Lors du mouvement actuel, la répression n’a pourtant pas été anecdotique, les forces de sécurité ont remis au goût du jour les célèbres « maisons fantômes » des années 1990, véritables maisons de torture dont seuls les cris des prisonniers s’échappaient. Mais certaines images ou récits, comme ceux de ces prisonnières de la prison pour femmes d’Omdurman, qui continuent de scander des chants révolutionnaires, ont progressivement écorné l’image de toute puissance de l’appareil répressif. Autre chose nouvelle, les habitants à l’échelle locale ont commencé à identifier et parfois à faire pression sur les personnes identifiées comme participant activement au régime.

Dernière chose, si les formes répressives s’adaptent aux pratiques contestataires, elles influencent aussi les manières de se mobiliser et de résister. Ce n’est pas un hasard si les pratiques de résistance se sont développées depuis dix ans à l’échelle des quartiers, qui sont des zones plus sécurisées d’interconnaissance, qui permettent de se replier rapidement chez soi et de s’adapter aux modalités de déploiements des forces de sécurité. Les petites rues en terre à l’intérieur des quartiers sont souvent obstruées par de petits barrages de terres ou des arbres qui limitent les poursuites par les pick-up et les miliciens du régime. De même, les comités révolutionnaires de quartier d’aujourd’hui sont des héritiers des comités qui se sont créés en 2012 et 2013 dans de nombreux endroits.

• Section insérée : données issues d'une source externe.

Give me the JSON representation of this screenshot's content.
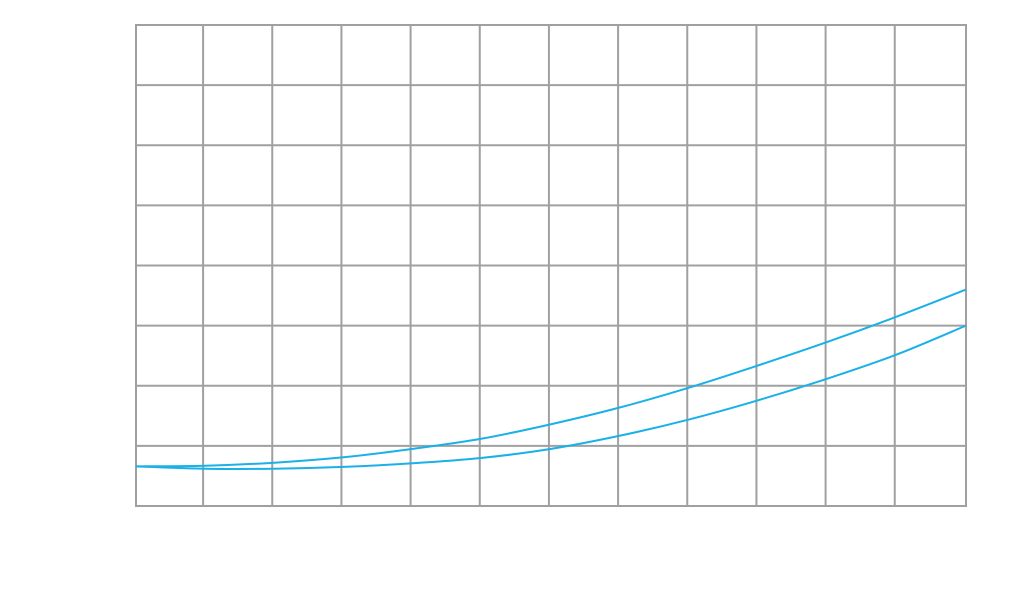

Dans le sens inverse, le contrôle de l’Etat s’est aussi adapté sur les réseaux sociaux. La NISS a créé des unités cybers appelés les jihadist cyber units qui se sont spécialisées dans la création de faux comptes Facebook ou Twitter. Ils ont par exemple créé de faux événements pour piéger des gens et les arrêter. De manière plus générale ces unités ont également servi d’outil de propagande. Progressivement les militants ont aussi appris à se servir de canaux plus sécurisés et c’est ce que nous pouvons observer avec l’Association des Professionnels Soudanais SPA. Ce groupe a créé une application et un site internet lançant les appels à manifester, diffusés rapidement et de manière sécurisée.

On observe donc d’autres formes de mobilisation face auxquelles l’appareil de sécurité est dépassé. Il n’a également plus les moyens de réprimer car beaucoup des manifestants dans la rue ne sont pas des militants politiques habituels et chevronnés. Les manifestations continuent malgré leur arrestation.